Independent Joe McGirr has retained the seat of Wagga and increased his majority following Saturday’s NSW state election.
With some counting still to go on pre-polls, Dr McGirr has 65.43 per cent of the vote, which represents a swing towards him of about six per cent from his by-election win last September.
More impressively for the Independent, he dramatically increased his primary vote by more than 20 percentage points, collecting just over 45 per cent of first preferences.
The Nationals Mackenna Powell could only slightly improve the Coalition primary vote from the by-election, with her 26.23 per cent a slight increase on what Julia Ham achieved for the Liberals back in September (25.48 per cent).
It was not a good election for the Labor Party, with Dan Hayes’ primary vote dropping by about 8 per cent.
Dr McGirr did particularly well in this region, winning all the local polling places relatively comfortably.
Compared to the by-election, he more than doubled his primary vote at the booths at Adelong, Batlow, Talbingo and Tumut High, while also topping the poll at Tumut Public.
Speaking on election night, Dr McGirr thanked the electorate for returning him to office for the next four years.
A state-wide move away from the major parties was a factor in the result, he said.
“The disaffection with the major parties has continued to be an issue here,” Dr McGirr said.
“Politicians continue talking about themselves. That really irritates people.
“At the end of the day the electorate voted for an independent voice. They want the seat to count, want to be taken seriously. They feel let down by major parties.”
Dr McGirr said there was a perception that the major parties don’t listen.
The groundswell of community volunteers which turned out in a sea of orange on Saturday was proof that people wanted to be part of the political process, he said.
“We had 150 volunteers and that sort of community support shows that people want to be involved in politics and in how our society works,” Dr McGirr said. “The opportunity through the party structure is just not there.

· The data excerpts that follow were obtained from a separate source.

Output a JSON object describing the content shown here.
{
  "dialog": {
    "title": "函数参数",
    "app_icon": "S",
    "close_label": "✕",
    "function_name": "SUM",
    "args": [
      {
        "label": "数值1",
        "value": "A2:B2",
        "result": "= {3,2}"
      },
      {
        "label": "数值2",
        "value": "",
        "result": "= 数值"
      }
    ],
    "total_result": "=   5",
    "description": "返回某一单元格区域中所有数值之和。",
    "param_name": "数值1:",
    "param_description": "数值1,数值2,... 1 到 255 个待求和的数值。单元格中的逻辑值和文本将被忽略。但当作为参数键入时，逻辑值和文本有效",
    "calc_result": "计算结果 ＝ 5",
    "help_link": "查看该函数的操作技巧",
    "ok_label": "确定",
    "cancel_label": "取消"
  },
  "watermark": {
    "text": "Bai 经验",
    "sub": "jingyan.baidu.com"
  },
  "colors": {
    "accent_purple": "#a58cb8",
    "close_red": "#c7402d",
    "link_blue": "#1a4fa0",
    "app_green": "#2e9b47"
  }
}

“Parties have very efficient bureaucratic structures, but to me it doesn’t seem people in the branches have much of a say. And that means the parties are out of touch with the electorate.”
Dr McGirr believes his victory will ensure the major parties, particularly the conservative side of politics, will no longer take the seat of Wagga for granted.
“Having an independent as a member means this seat is in play,” he said. “The conservatives will want to win the seat back, and will work hard for that. It means that now this seat counts.”
He pointed to an upgrade of the Brindabella Road and work on Tumut High School as among the infrastructure projects he’d like to see progressed, alongside a renewable energy project at Lockhart and the continued industrial hub development at Bomen.
Growth, access to services and community safety were issues that cropped up through the campaign throughout a diverse electorate, with different issues.
Dr McGirr said he would work hard to ensure the government kept its promise on projects such as the Tumut Hospital, to which the government has budgeted $51 million.
As to questions surrounding his effectiveness as an independent in the parliament, Dr McGirr said there were some advantages to being outside the major parties.
“An independent can keep both sides of politics accountable and can speak out on issues that affect the electorate, and not get kyboshed on that by whatever the party policy is.
“The ability to listen to people’s concerns as an independent and not have to sell party lines is very important.”